The fuselage of an aircraft is one of the most critical parts of the entirety of the plane, allowing for passengers, crew, cargo, and other equipment to be held safely during flight operations. The fuselage plays many roles, containing the cockpit, acting as a center of gravity, and may even house engines that provide power for aircraft systems and flight. Depending on the aircraft and its operations, the fuselage of the aircraft may differ. Throughout history, various designs and structures of the fuselage have come about, each using different materials and framing to achieve similar abilities. In this article, we will discuss the main types of fuselage designs that are present on aircraft.
The truss, or framework type, is an aircraft fuselage design that is denoted by box structures that are formed using beams. These beams may be created utilizing wood covered with hardwood, welded steel tubing, or light gauge steel tubes. Across aircraft types, the truss aircraft frame design is most prevalent in lightweight aircraft, typically using welded steel tubing. In its early uses, truss structures were created in rectangular shapes, and trusses were enclosed within cloth fabrics to remain lightweight. As this design continued to improve, cloth was replaced with aluminum, and soon the outer skin proved to provide much of the same support for flight loads. The development of such outer skin that could support loads is what led to monocoque and semi-monocoque construction.
Monocoque construction refers to the types of fuselage that feature stressed skin capable of supporting almost the entirety of the aircraft. In its early development, monocoque construction consisted of molded plywood, laminated into a three dimensional shape, or shell. This process was carried over from boat hull design, using a structure as a whole rather than for its individual components. During the early 1900’s, metal monocoque fuselages began to be introduced and aluminum fuselages became the standard during the mid 1930’s. The main benefit of monocoque construction for aircraft fuselages is the great reduction of weight, forgoing internal bracing for the stress carrying outer skin. While this greatly reduces the need for a heavy framework, it does cause a loss in structural integrity due to possible surface deformation. Much like a beverage can, the entirety of the structural stress is taken onto the outer skin. If there is a bent caused to the outer structure, the entirety may collapse. Because of this, the greatest problem faced with monocoque constructions is balancing weight with the amount of strength needed for structural integrity.

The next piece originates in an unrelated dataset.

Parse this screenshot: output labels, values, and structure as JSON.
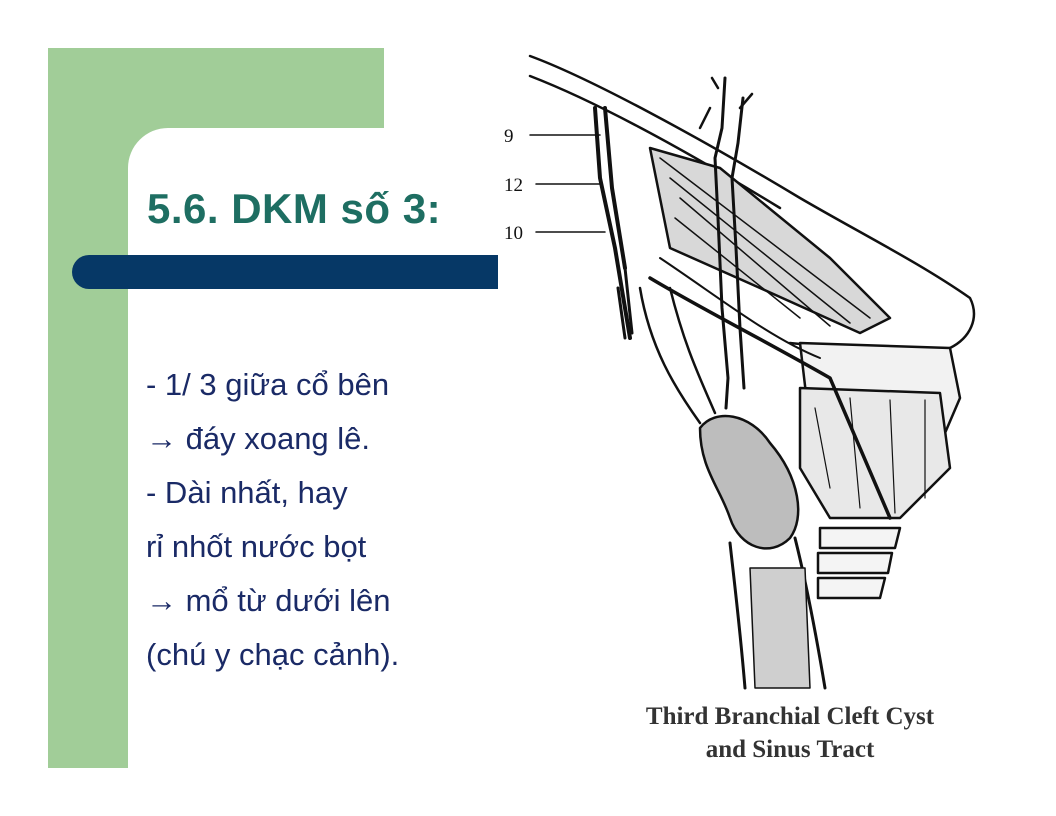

As a way to solve this problem, the semi-monocoque design implements reinforced skin that is achieved with the use of longerons and stringers. Longerons and stringers are components that are lightweight, attaching to the frame longitudinally and providing much more structural support to accommodate the bending stresses that occur in the fuselage. The longerons of the fuselage are typically constructed from aluminium alloy and will stretch across multiple frames. Stringers, on the other hand, are lighter than the longerons and greater in number, and they may be manufactured from aluminum alloy or formed aluminum. The fuselage itself also is typically aluminum, and still takes on much of the stress of operation as it would in a monocoque construction. The difference is, however, that the outer skin, longerons, stringers, and other fuselage structures & components all work together to provide ample support for the aircraft fuselage. By distributing stresses and loads across numerous structures and components, the fuselage becomes much stronger as a whole as no single part risks critical failure. Currently, the semi-monocoque design proves to be widely utilized for the fuselages of all aluminum aircraft. Many metal light aircraft also adopt this construction method for their fuselages.
Composite construction for fuselages may be considered a somewhat new practice, though its history began in the late 1950’s following World War II. During this time, sailplane construction started to use fiberglass for the main fuselage structures. In 1965, the Federal Aviation Administration made the first approval on an all fiberglass aircraft under the normal category. Over the years, leading into the early 2000’s, more aircraft began to adopt composite materials. Composite materials include Kevlar, fiberglass, carbon fiber cloth, and other similar materials that allow for smooth, lightweight skins that can take on complex designs much easier than aluminum. Composite construction proves to be cost efficient and provides a good strength to weight ratio. Their disadvantages, however, lay in their low conduction abilities for lightning protection, lack of visual damage for easy spotting, and other factors.
One of the major considerations that is taken into account when deciding which type of fuselage is best for a particular aircraft is pressure. Pressurization of aircraft has become a standard for the safety of all passengers and crew members. As pressurization begins during liftoff and the pressure difference between the inside and the outside of the aircraft increases alongside altitude, the structure of the aircraft needs to maintain structural integrity. The differences in pressure often exerts a great amount of stress on the fuselage, and a cycle of exertion and relaxing of pressure through each flight can begin to wear on the body. Because of this, virtually all aircraft that are pressurized choose to adopt the semi-monocoque fuselage due to its ability to bear such stress loads. As the aircraft continues to operate, the fuselage and correlating structures may be periodically inspected and maintained to ensure that there is no damage or weakness that is detected. If a weakness is found, the fuselage of the aircraft may be modified or re-engineered.